Negotiations between the European Parliament and the EU Council on the strengthened ‘AMLR’ anti-money laundering regulation are focusing on the scope of obliged entities and their definitions, according to a document dated Tuesday 17 October and obtained by EUROPE (see EUROPE 13278/25).
For example, the European Parliament wants to ensure that the definition of ‘funds’ in the text is broad in order to comply with the standards of the Financial Action Task Force (FATF) and to avoid the risk of different interpretations.

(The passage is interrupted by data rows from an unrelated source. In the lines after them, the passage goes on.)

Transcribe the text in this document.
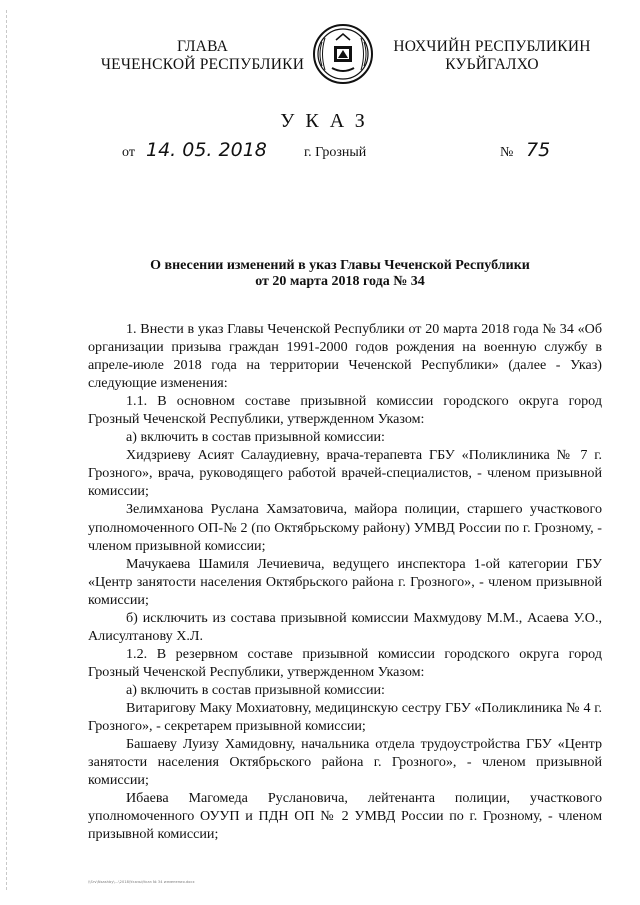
ГЛАВА
ЧЕЧЕНСКОЙ РЕСПУБЛИКИ
НОХЧИЙН РЕСПУБЛИКИН
КУЬЙГАЛХО
УКАЗ
от 14. 05. 2018	г. Грозный	№ 75
О внесении изменений в указ Главы Чеченской Республики
от 20 марта 2018 года № 34

1. Внести в указ Главы Чеченской Республики от 20 марта 2018 года № 34 «Об организации призыва граждан 1991-2000 годов рождения на военную службу в апреле-июле 2018 года на территории Чеченской Республики» (далее - Указ) следующие изменения:

1.1. В основном составе призывной комиссии городского округа город Грозный Чеченской Республики, утвержденном Указом:

а) включить в состав призывной комиссии:

Хидзриеву Асият Салаудиевну, врача-терапевта ГБУ «Поликлиника № 7 г. Грозного», врача, руководящего работой врачей-специалистов, - членом призывной комиссии;

Зелимханова Руслана Хамзатовича, майора полиции, старшего участкового уполномоченного ОП-№ 2 (по Октябрьскому району) УМВД России по г. Грозному, - членом призывной комиссии;

Мачукаева Шамиля Лечиевича, ведущего инспектора 1-ой категории ГБУ «Центр занятости населения Октябрьского района г. Грозного», - членом призывной комиссии;

б) исключить из состава призывной комиссии Махмудову М.М., Асаева У.О., Алисултанову Х.Л.

1.2. В резервном составе призывной комиссии городского округа город Грозный Чеченской Республики, утвержденном Указом:

а) включить в состав призывной комиссии:

Витаригову Маку Мохиатовну, медицинскую сестру ГБУ «Поликлиника № 4 г. Грозного», - секретарем призывной комиссии;

Башаеву Луизу Хамидовну, начальника отдела трудоустройства ГБУ «Центр занятости населения Октябрьского района г. Грозного», - членом призывной комиссии;

Ибаева Магомеда Руслановича, лейтенанта полиции, участкового уполномоченного ОУУП и ПДН ОП № 2 УМВД России по г. Грозному, - членом призывной комиссии;

\\Srv\Nsashby\...\2018\Указы\Указ № 34 изменения.docx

A definition of the term ‘sports agent in the football sector’ was also proposed, given that, in its mandate, the European Parliament wanted to add this profession to the scope of application.
For its part, the EU Council wanted to define the term ‘mixed activity holding company’ as being “an undertaking other than a financial holding company or a mixed financial holding company, which is not the subsidiary of another undertaking, the subsidiaries of which include at least one obliged entity”. For insurance, it wanted to define the term ‘intermediary’ in order to exclude from the scope of application “an insurance intermediary that does not collect premiums or amounts intended for the customer and which acts under the responsibility of one or more insurance undertakings or intermediaries for the products which concern them respectively”. The European Commission is due to draft a recital for the exemption of certain intermediaries, as requested by the EU Council.
Finally, the EU Council also asked to redefine crypto-asset service providers (‘CASPs’) (see EUROPE 13266/28), crowdfunding intermediaries, project holders and funders.
The aim is also to define, for greater legal clarity what is encompassed by the terms ‘precious metals’ and ‘precious stones’, given that those who trade in them are also included in the scope of application. Parliament had proposed that gold, silver, platinum, iridium, osmium, palladium, rhodium and rhutenium should be considered as ‘precious metals’ and diamonds, rubies, sapphires and emeralds as ‘precious stones’.
With regard to real estate and real estate transactions, a recital would replace the inclusion of property developers as obliged entities. This recital should not include intermediaries fulfilling other roles, such as notaries and lawyers.
Finally, with regard to gambling activities and casinos, it was suggested that Member States should have the possibility to identify gambling services associated with low risks of money laundering and terrorist financing, such as state or private lotteries or state-administered gambling activities, and to decide not to apply all or some of the requirements of this Regulation to them. The Commission could then be empowered to approve Member States’ decisions or reject them where the exception is not justified by a proven low risk.